MyWrappedType = cereal.wrap_type(MyType, reader=my_reader, writer=my_writer)


# Use type within Pydantic model

class MyModel(BaseModel):
    """My custom Pydantic model."""

    config = ConfigDict(arbitrary_types_allowed=True)  # Pydantic configuration
    fld: MyWrappedType


mdl = MyModel(fld=MyType("my_field"))

# We can save the whole model to an fsspec URI, such as this MemoryFileSystem
uri = "memory://my_model"
cereal.write_model(mdl, uri)

# And we can read it back later
obj = cereal.read_model(uri)
assert isinstance(obj, MyModel)
assert isinstance(obj.fld, MyType)

For wrapping 3rd-party libraries, see the Pandas dataframe example.

Key Concepts¤

The Cereal class is the main interface, handling type registration and I/O. You should define one global object of this type, i.e. cereal = Cereal() within your modules.

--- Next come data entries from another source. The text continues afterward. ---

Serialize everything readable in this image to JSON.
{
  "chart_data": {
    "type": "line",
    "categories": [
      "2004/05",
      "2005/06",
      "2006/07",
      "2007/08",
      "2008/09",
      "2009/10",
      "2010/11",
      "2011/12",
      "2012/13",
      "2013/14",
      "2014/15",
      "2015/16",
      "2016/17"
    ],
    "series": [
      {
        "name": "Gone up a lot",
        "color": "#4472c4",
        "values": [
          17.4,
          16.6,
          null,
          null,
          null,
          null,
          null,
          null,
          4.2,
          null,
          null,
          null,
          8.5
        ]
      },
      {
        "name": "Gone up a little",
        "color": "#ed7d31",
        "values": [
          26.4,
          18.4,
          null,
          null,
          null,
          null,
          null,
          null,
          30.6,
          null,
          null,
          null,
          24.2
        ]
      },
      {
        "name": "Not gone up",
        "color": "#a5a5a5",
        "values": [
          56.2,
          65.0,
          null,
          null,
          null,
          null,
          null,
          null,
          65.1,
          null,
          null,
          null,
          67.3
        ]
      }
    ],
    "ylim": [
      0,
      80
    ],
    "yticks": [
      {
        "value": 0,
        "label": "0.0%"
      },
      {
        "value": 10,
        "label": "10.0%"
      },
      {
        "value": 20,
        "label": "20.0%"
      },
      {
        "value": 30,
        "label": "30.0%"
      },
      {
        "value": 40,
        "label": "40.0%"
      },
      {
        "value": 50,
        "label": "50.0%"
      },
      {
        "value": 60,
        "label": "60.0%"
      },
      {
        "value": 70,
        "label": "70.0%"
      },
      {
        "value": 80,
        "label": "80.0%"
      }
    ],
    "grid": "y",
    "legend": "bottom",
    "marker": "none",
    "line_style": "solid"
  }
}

You can save or load Pydantic models via cereal to any fsspec URI, universal-pathlib UPath or - for more complicated cases - to a path within a pre-made fsspec file system. The serialization format is a directory under the given path, containing the model.json (main fields and metadata), model.schema.json (JSON schema for your Pydantic model, as a nice-to-have) and the serialized objects that are not representable in JSON.

In order for cereal and Pydantic to know how to serialize your non-JSON-compatible type, you must:

  1. wrap your type with cereal.wrap_type(type, reader, writer);
  2. specifyarbitrary_types_allowed in your Pydantic model configuration;
  3. add the wrapped type as fields in your Pydantic model;
  4. use cereal.write_model(mdl, path) to write your model object to the given fsspec path.

Note

You can easily wrap types from 3rd-party classes. Since you don't need to re-define the type, it will "just work" outside of the Pydantic models.

You can even specify different serialization mechanisms for different fields that have the same type; just wrap your types multiple times with different readers/writers.

How It Works¤

Under the hood, pydantic-cereal uses the new functional serializers that are available in Pydantic V2 and use typing.Annotated (or typing_extensions.Annotated).

Note

When you use wrap_type, the only "wrapping" done is adding metadata via typing.Annotated. The class itself isn't changed, and nothing will change in terms of your code, IDE or type checkers!

The Cereal class uses a context to convert the objects-to-write into JSON-compatible metadata, then call the respective writer (CerealWriter-compatible) functions.

When reading, the Cereal object imports your Pydantic model class and any reader (CerealReader-compatible) functions for your wrapped types, then reads the objects from the fsspec URIs, and plugs them into your model.

Limitations¤

  1. Your cereal object doesn't necessarily have to be a global, but the same instance must be used to both register your model type and write your object (and ideally read too).
  2. You can't define your types or Pydantic model inside a function, because pydantic-cereal relies on importing your type by dotted name (package.module.MyType), and we can't import local variables. Instead, define it in a top-level module, then import it.
  3. When running from the REPL or in a Jupyter notebook, the module name for your class definitions will be __main__. This means your saved objects will only be loadable in the same kind of session. We strongly recommend you move your code to a Python package structure ASAP to avoid issues.